同じ頃、槐詩の元同僚・柳東黎(りゅうとうれい)はシャンバラの療養所から失踪しており、槐詩は柳東黎の実家であるテロ組織「緑日(ろくじつ)」からも捜索を依頼される。
柳東黎はかつて、緑日と天文会の衝突を回避するために天文会の一員となり、そこで獣化特徴者人権保護草案の起草に関わっていた重要人物であったが、獣化特注者の代表とアメリカ共同体の代表の会談の行われる地で4万人が虐殺されるという「フォイエルバッハ事件」に遭って生き残り、それ以来、彼の体は毒に侵されていた。だが彼は以前天文会で末日警備員として働いていた時の能力でタイムリープを行い、槐詩や天文会の捜索の手を逃れていた。しかしタイムリープを行うための膨大なエネルギーを彼がどこから得ているのかがわからず、また彼の目的も不明だった。

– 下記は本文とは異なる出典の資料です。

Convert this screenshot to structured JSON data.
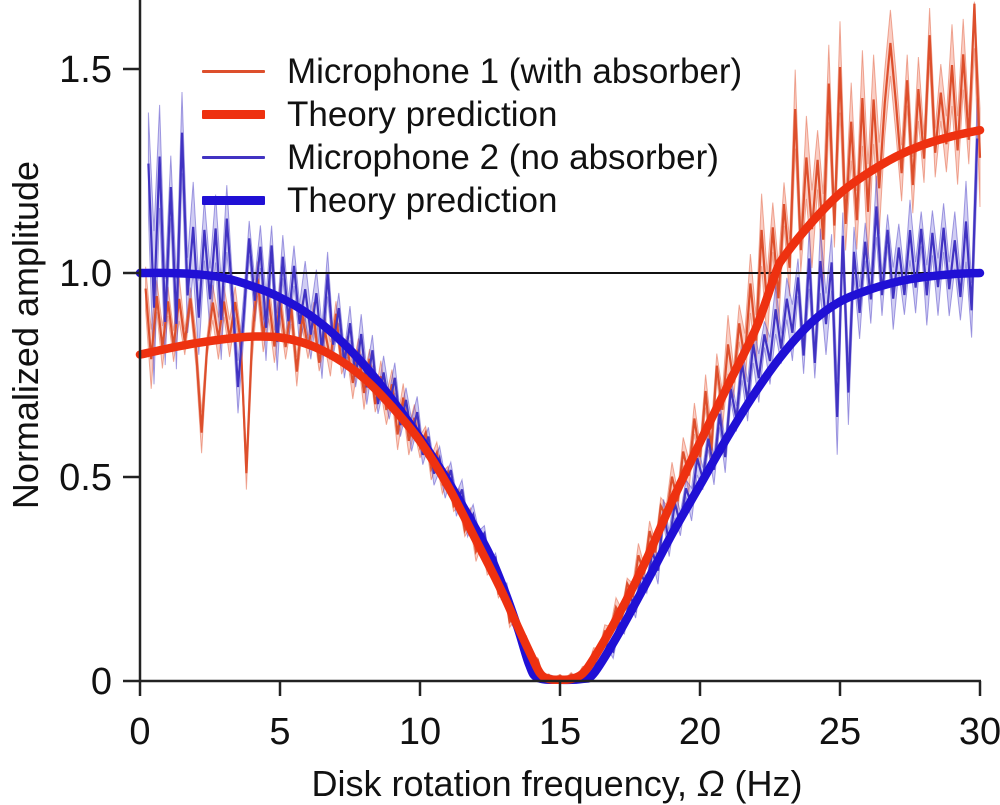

神城未来は研究室から持ち出したウイルスで、短命な獣化特徴者を不死の怪物・スワンプマン化さることに成功し、そのウイルスを秘密裏に拡散していた。ウイルスが潜伏期間を過ぎて爆発的にスワンプマン化が起こる前に、天文会は丹波内圏に対して浄化プログラムを起動することになる。
スワンプマンウイルスの発現を防ぎ、丹波内圏を救うために、槐詩に残された時間はわずかだった……
※見どころ
限りなく現代日本のような架空の国・瀛洲が舞台だというところでしょう。しかも槐詩は瀛洲人になりすまして日本の暴力団に潜入するという、もうそれだけで面白いです。天文会の本部と瀛洲支部の確執や、緑日と日本の極道の繋がりなど、物語はかなり複雑で、しかもSF的要素が強いエピソードです。柳東黎の意外な過去も明らかになります。槐詩が獣化特徴者の生活向上という目的のために行動しながら、自分がしていることに意味があるのだろうか、これまで同じ志を持った人たちのように自分も失敗するのではないかと揺れ惑う心理が若者らしいです。初登場時の自分のことで精一杯だった頃に比べると、成長ぶりがうかがえます。